Gideon got another headache and slept for a couple of hours before we left for the clinic today. Once we were on our way, his headache subsided, and I'm convinced that was the result of Cathy DeVries' impromptu call and prayer. Brody spent his day perfecting his Spiderman costume and scaling buildings aka the fort outside. Gideon and I are currently finishing up his plasma transfusion (while watching Alvin and Chipmunks) and Brody is swimming at the Thornton's house. I am guzzling my Diet Coke and really would like the caffeine IV I had as soon as Brody was born (remember that, family? Funny times. I kept saying, "How come new moms complain about being tired? This is SO easy!" Hahhaha... Ignorance definitely is bliss, huh?).
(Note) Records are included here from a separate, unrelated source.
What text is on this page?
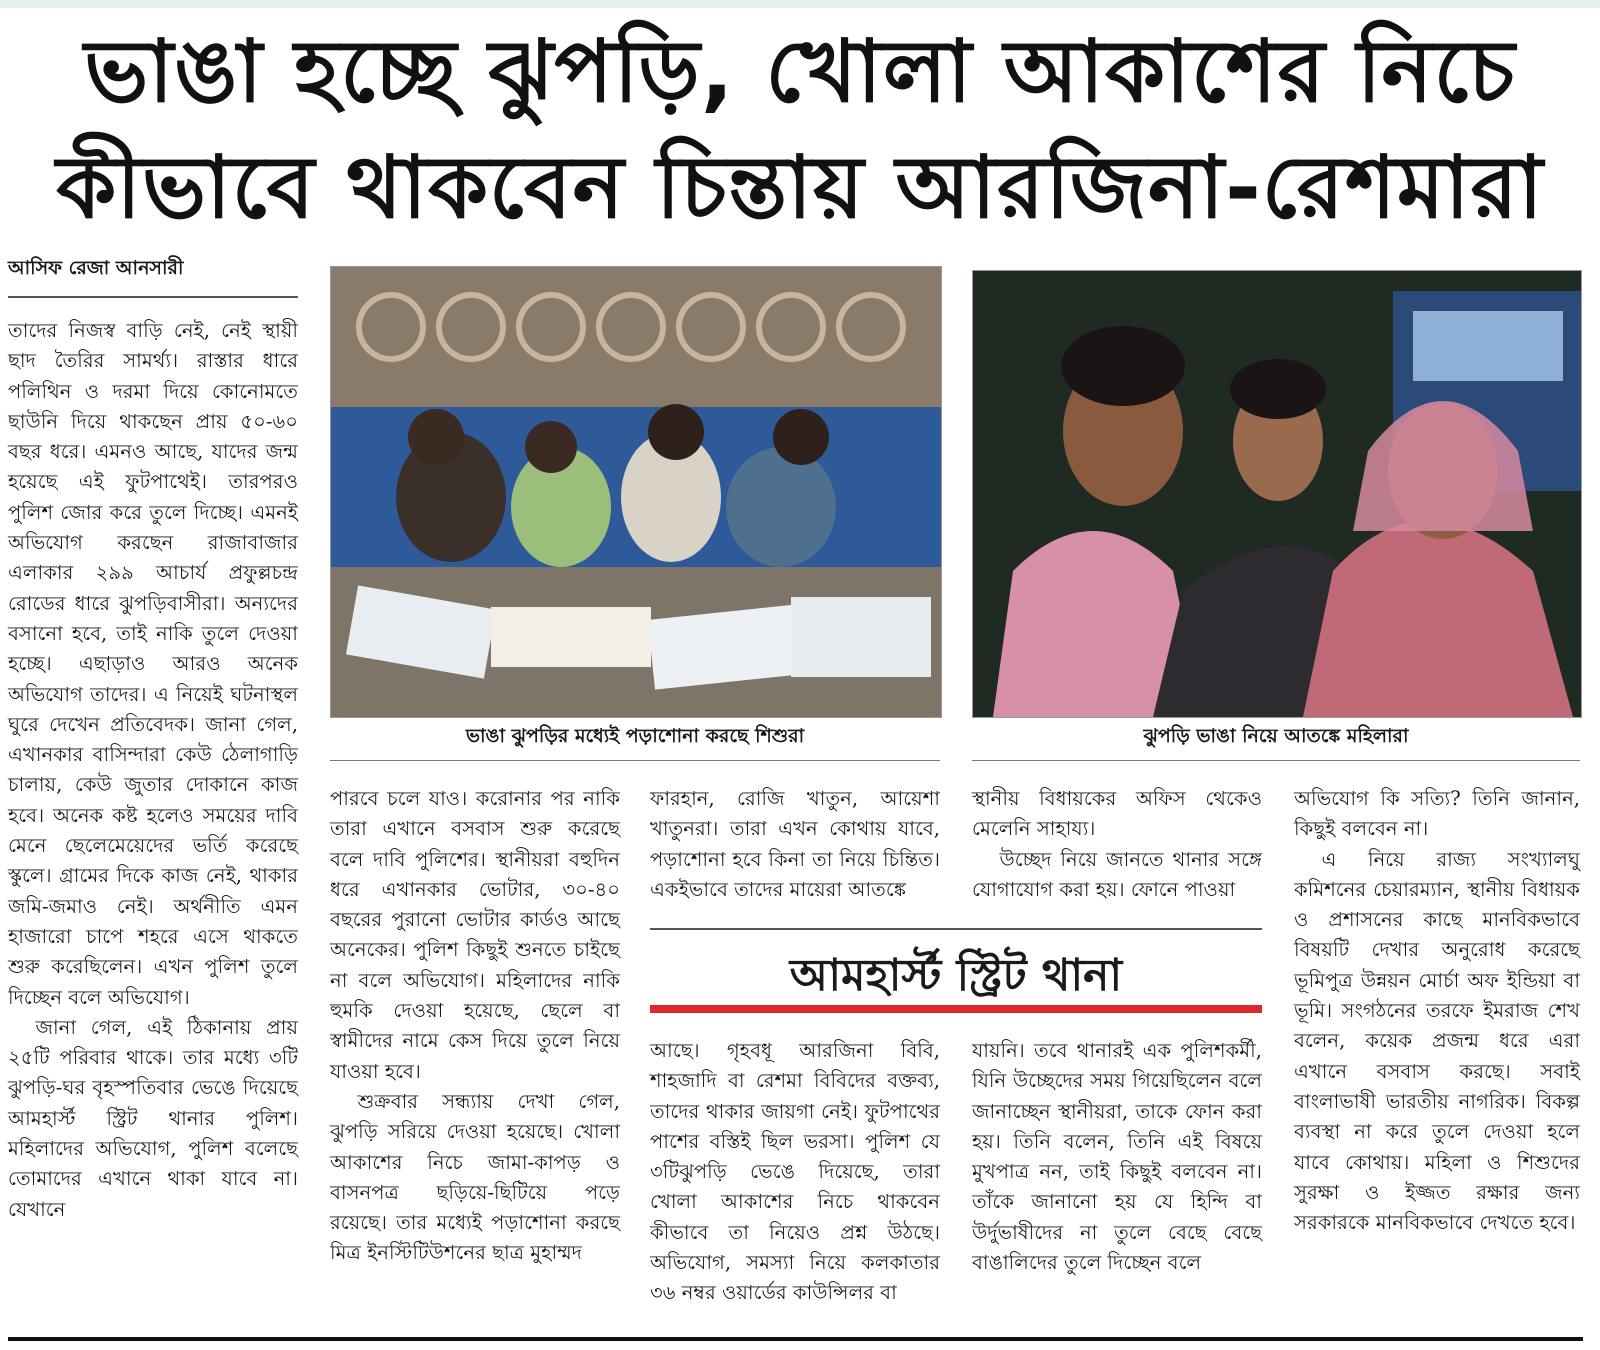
ভাঙা হচ্ছে ঝুপড়ি, খোলা আকাশের নিচে
কীভাবে থাকবেন চিন্তায় আরজিনা-রেশমারা
আসিফ রেজা আনসারী
ভাঙা ঝুপড়ির মধ্যেই পড়াশোনা করছে শিশুরা	ঝুপড়ি ভাঙা নিয়ে আতঙ্কে মহিলারা

তাদের নিজস্ব বাড়ি নেই, নেই স্থায়ী ছাদ তৈরির সামর্থ্য। রাস্তার ধারে পলিথিন ও দরমা দিয়ে কোনোমতে ছাউনি দিয়ে থাকছেন প্রায় ৫০-৬০ বছর ধরে। এমনও আছে, যাদের জন্ম হয়েছে এই ফুটপাথেই। তারপরও পুলিশ জোর করে তুলে দিচ্ছে। এমনই অভিযোগ করছেন রাজাবাজার এলাকার ২৯৯ আচার্য প্রফুল্লচন্দ্র রোডের ধারে ঝুপড়িবাসীরা। অন্যদের বসানো হবে, তাই নাকি তুলে দেওয়া হচ্ছে। এছাড়াও আরও অনেক অভিযোগ তাদের। এ নিয়েই ঘটনাস্থল ঘুরে দেখেন প্রতিবেদক। জানা গেল, এখানকার বাসিন্দারা কেউ ঠেলাগাড়ি চালায়, কেউ জুতার দোকানে কাজ হবে। অনেক কষ্ট হলেও সময়ের দাবি মেনে ছেলেমেয়েদের ভর্তি করেছে স্কুলে। গ্রামের দিকে কাজ নেই, থাকার জমি-জমাও নেই। অর্থনীতি এমন হাজারো চাপে শহরে এসে থাকতে শুরু করেছিলেন। এখন পুলিশ তুলে দিচ্ছেন বলে অভিযোগ।

জানা গেল, এই ঠিকানায় প্রায় ২৫টি পরিবার থাকে। তার মধ্যে ৩টি ঝুপড়ি-ঘর বৃহস্পতিবার ভেঙে দিয়েছে আমহার্স্ট স্ট্রিট থানার পুলিশ। মহিলাদের অভিযোগ, পুলিশ বলেছে তোমাদের এখানে থাকা যাবে না। যেখানে

পারবে চলে যাও। করোনার পর নাকি তারা এখানে বসবাস শুরু করেছে বলে দাবি পুলিশের। স্থানীয়রা বহুদিন ধরে এখানকার ভোটার, ৩০-৪০ বছরের পুরানো ভোটার কার্ডও আছে অনেকের। পুলিশ কিছুই শুনতে চাইছে না বলে অভিযোগ। মহিলাদের নাকি হুমকি দেওয়া হয়েছে, ছেলে বা স্বামীদের নামে কেস দিয়ে তুলে নিয়ে যাওয়া হবে।

শুক্রবার সন্ধ্যায় দেখা গেল, ঝুপড়ি সরিয়ে দেওয়া হয়েছে। খোলা আকাশের নিচে জামা-কাপড় ও বাসনপত্র ছড়িয়ে-ছিটিয়ে পড়ে রয়েছে। তার মধ্যেই পড়াশোনা করছে মিত্র ইনস্টিটিউশনের ছাত্র মুহাম্মদ

ফারহান, রোজি খাতুন, আয়েশা খাতুনরা। তারা এখন কোথায় যাবে, পড়াশোনা হবে কিনা তা নিয়ে চিন্তিত। একইভাবে তাদের মায়েরা আতঙ্কে

স্থানীয় বিধায়কের অফিস থেকেও মেলেনি সাহায্য।

উচ্ছেদ নিয়ে জানতে থানার সঙ্গে যোগাযোগ করা হয়। ফোনে পাওয়া

আমহার্স্ট স্ট্রিট থানা

আছে। গৃহবধূ আরজিনা বিবি, শাহজাদি বা রেশমা বিবিদের বক্তব্য, তাদের থাকার জায়গা নেই। ফুটপাথের পাশের বস্তিই ছিল ভরসা। পুলিশ যে ৩টিঝুপড়ি ভেঙে দিয়েছে, তারা খোলা আকাশের নিচে থাকবেন কীভাবে তা নিয়েও প্রশ্ন উঠছে। অভিযোগ, সমস্যা নিয়ে কলকাতার ৩৬ নম্বর ওয়ার্ডের কাউন্সিলর বা

যায়নি। তবে থানারই এক পুলিশকর্মী, যিনি উচ্ছেদের সময় গিয়েছিলেন বলে জানাচ্ছেন স্থানীয়রা, তাকে ফোন করা হয়। তিনি বলেন, তিনি এই বিষয়ে মুখপাত্র নন, তাই কিছুই বলবেন না। তাঁকে জানানো হয় যে হিন্দি বা উর্দুভাষীদের না তুলে বেছে বেছে বাঙালিদের তুলে দিচ্ছেন বলে

অভিযোগ কি সত্যি? তিনি জানান, কিছুই বলবেন না।

এ নিয়ে রাজ্য সংখ্যালঘু কমিশনের চেয়ারম্যান, স্থানীয় বিধায়ক ও প্রশাসনের কাছে মানবিকভাবে বিষয়টি দেখার অনুরোধ করেছে ভূমিপুত্র উন্নয়ন মোর্চা অফ ইন্ডিয়া বা ভূমি। সংগঠনের তরফে ইমরাজ শেখ বলেন, কয়েক প্রজন্ম ধরে এরা এখানে বসবাস করছে। সবাই বাংলাভাষী ভারতীয় নাগরিক। বিকল্প ব্যবস্থা না করে তুলে দেওয়া হলে যাবে কোথায়। মহিলা ও শিশুদের সুরক্ষা ও ইজ্জত রক্ষার জন্য সরকারকে মানবিকভাবে দেখতে হবে।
To balance the horrendous night, I need to say that yesterday evening was the BEST evening since this diagnosis. Gideon helped Brody set the table and then the two of them sat down and played on the floor together. While their new Super Heroes battled one another (thank you, Deb Milka), I fought back tears and forced myself to video the moment in my heart. It is filed away for those moments when Gideon's altered persona rages against his brother and best friend. They were best friends again in this moment, and I savored it.
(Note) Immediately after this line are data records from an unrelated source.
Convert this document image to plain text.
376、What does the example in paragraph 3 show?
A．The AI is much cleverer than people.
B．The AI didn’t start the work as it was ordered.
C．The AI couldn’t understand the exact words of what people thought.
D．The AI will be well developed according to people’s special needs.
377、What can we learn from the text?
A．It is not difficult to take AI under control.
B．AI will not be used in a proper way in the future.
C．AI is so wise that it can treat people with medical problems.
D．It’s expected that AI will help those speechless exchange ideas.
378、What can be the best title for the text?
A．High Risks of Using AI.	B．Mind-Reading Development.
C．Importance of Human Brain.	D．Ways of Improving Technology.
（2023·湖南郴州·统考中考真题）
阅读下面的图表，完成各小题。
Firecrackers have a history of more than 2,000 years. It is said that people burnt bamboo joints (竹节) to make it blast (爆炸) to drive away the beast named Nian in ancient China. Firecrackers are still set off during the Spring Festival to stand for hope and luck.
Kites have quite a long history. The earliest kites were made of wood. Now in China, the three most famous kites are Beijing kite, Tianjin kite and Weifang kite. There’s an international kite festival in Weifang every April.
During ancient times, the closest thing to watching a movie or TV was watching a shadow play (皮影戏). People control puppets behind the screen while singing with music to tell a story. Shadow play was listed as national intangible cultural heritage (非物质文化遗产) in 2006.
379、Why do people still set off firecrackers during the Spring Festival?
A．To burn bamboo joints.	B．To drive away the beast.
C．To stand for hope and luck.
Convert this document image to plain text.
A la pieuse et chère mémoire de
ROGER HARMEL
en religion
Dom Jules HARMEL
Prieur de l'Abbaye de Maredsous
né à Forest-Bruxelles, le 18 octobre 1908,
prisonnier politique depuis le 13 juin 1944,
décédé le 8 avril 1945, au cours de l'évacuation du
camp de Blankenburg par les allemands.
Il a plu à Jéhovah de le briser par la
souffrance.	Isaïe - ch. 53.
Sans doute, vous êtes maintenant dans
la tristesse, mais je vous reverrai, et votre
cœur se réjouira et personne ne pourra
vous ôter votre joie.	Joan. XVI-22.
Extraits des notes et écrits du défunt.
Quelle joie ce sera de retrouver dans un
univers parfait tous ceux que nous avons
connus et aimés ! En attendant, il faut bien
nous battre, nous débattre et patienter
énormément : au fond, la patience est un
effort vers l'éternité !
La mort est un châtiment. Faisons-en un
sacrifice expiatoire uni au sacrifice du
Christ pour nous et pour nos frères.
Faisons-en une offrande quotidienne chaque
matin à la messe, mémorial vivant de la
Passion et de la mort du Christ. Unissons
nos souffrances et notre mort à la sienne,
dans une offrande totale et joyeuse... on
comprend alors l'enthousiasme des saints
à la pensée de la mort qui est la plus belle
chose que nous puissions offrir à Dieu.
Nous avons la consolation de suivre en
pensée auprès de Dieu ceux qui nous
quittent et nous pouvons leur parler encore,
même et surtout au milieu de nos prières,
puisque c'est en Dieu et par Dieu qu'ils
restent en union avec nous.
Ummm... I was just interrupted in a fabulous way! Nurse Jean, Nurse Gaye, and Dr. Mullins came in and serenaded us. Have I gushed enough about the staff here at the Clinic? If I haven't, I am now. They made me laugh so hard. I needed that laugh. Oh, endorphins! Please stay! Feel free to sing along with the following song to the tune of "You are my Sunshine"...
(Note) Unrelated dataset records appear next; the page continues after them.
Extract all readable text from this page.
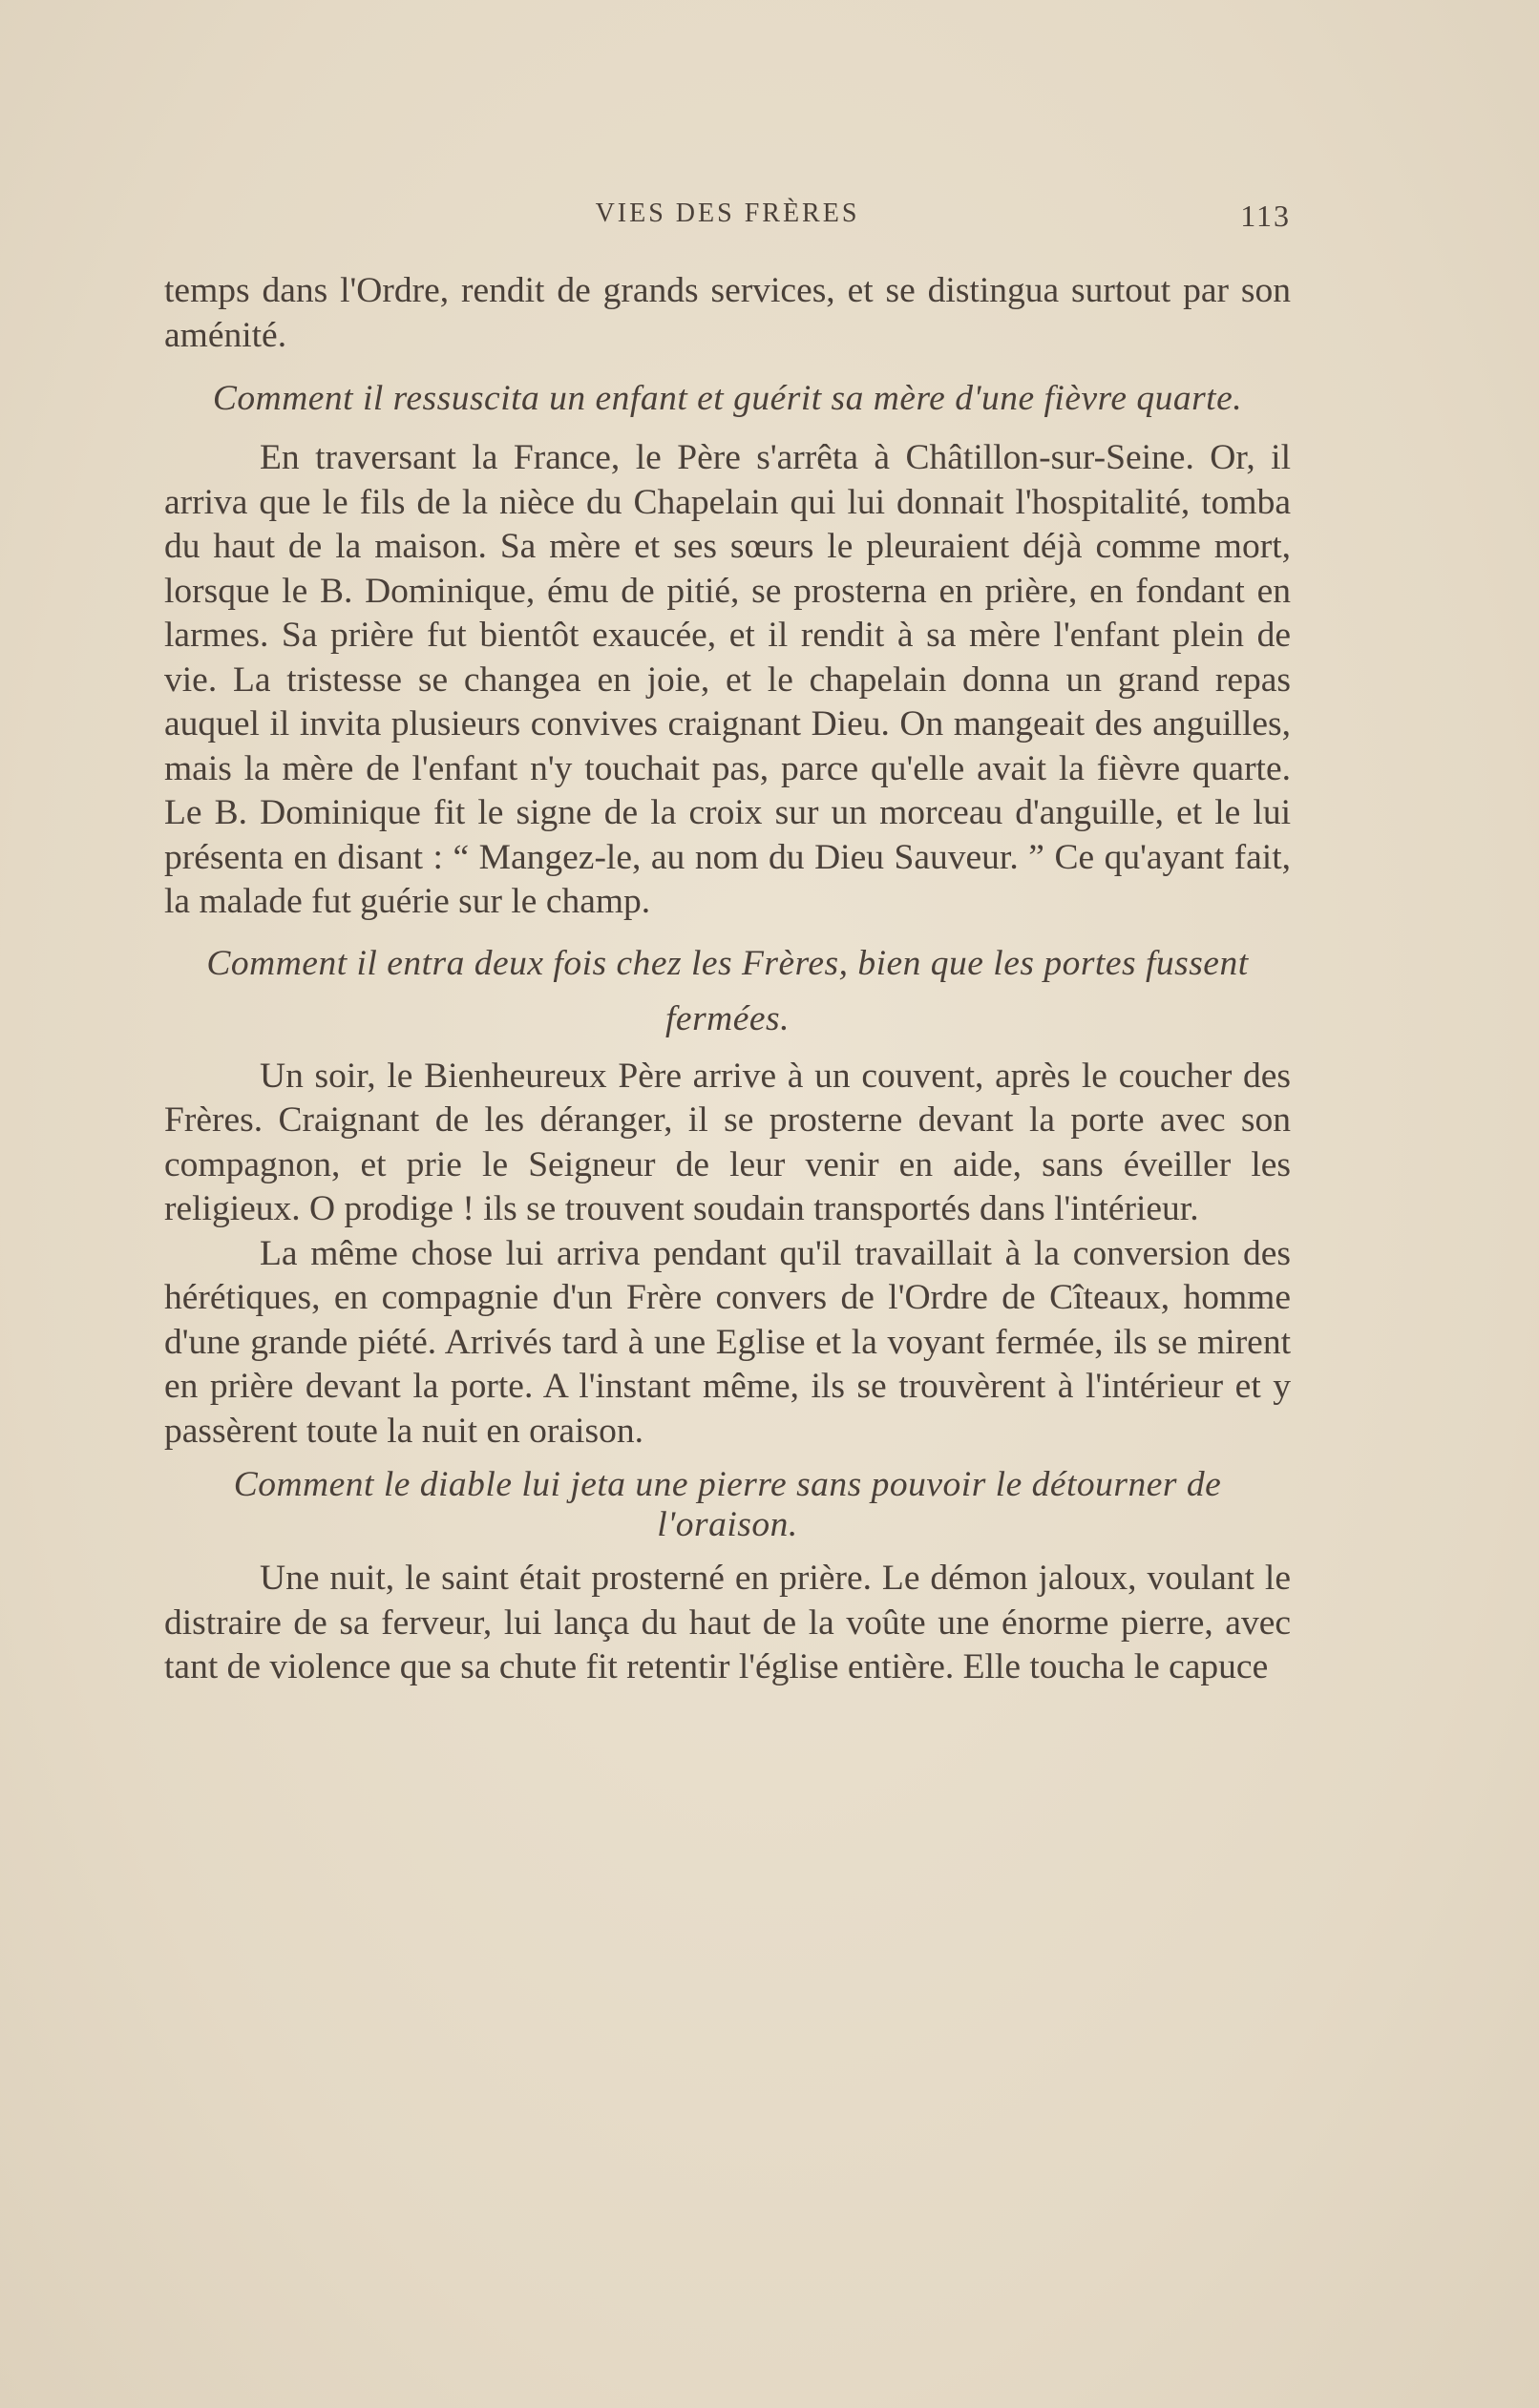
VIES DES FRÈRES	113

temps dans l'Ordre, rendit de grands services, et se distingua surtout par son aménité.

Comment il ressuscita un enfant et guérit sa mère d'une fièvre quarte.

En traversant la France, le Père s'arrêta à Châtillon-sur-Seine. Or, il arriva que le fils de la nièce du Chapelain qui lui donnait l'hospitalité, tomba du haut de la maison. Sa mère et ses sœurs le pleuraient déjà comme mort, lorsque le B. Dominique, ému de pitié, se prosterna en prière, en fondant en larmes. Sa prière fut bientôt exaucée, et il rendit à sa mère l'enfant plein de vie. La tristesse se changea en joie, et le chapelain donna un grand repas auquel il invita plusieurs convives craignant Dieu. On mangeait des anguilles, mais la mère de l'enfant n'y touchait pas, parce qu'elle avait la fièvre quarte. Le B. Dominique fit le signe de la croix sur un morceau d'anguille, et le lui présenta en disant : “ Mangez-le, au nom du Dieu Sauveur. ” Ce qu'ayant fait, la malade fut guérie sur le champ.

Comment il entra deux fois chez les Frères, bien que les portes fussent fermées.

Un soir, le Bienheureux Père arrive à un couvent, après le coucher des Frères. Craignant de les déranger, il se prosterne devant la porte avec son compagnon, et prie le Seigneur de leur venir en aide, sans éveiller les religieux. O prodige ! ils se trouvent soudain transportés dans l'intérieur.

La même chose lui arriva pendant qu'il travaillait à la conversion des hérétiques, en compagnie d'un Frère convers de l'Ordre de Cîteaux, homme d'une grande piété. Arrivés tard à une Eglise et la voyant fermée, ils se mirent en prière devant la porte. A l'instant même, ils se trouvèrent à l'intérieur et y passèrent toute la nuit en oraison.

Comment le diable lui jeta une pierre sans pouvoir le détourner de l'oraison.

Une nuit, le saint était prosterné en prière. Le démon jaloux, voulant le distraire de sa ferveur, lui lança du haut de la voûte une énorme pierre, avec tant de violence que sa chute fit retentir l'église entière. Elle toucha le capuce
(by Betsy, the Music Therapist)

You're feeling gassy
Can't seem to go
Your belly's straining
about to blow
You are impacted
and feeling blue
constipation has got a hold of you!

Sometimes there's bloating
and belly aches
a lack of fiber
is all it takes
you need a softener
or milk of mag
Constipation, has made your life a drag!

May set you free
When on the toilet
you only pee (<-- PREACH IT! That was last night!)
Don't be discouraged
there's help for you
if the time comes when you cannot poo!

Thursday, July 1, 2010

The first haircut... a pictorial story.

Thank you, Jen Wassink, for not only coming over to do this, but wearing a mask incase there were germs on you! Everyone else with hair, have you booked your next hair appointment with her at MSpa yet? She has a heart of gold. I love her.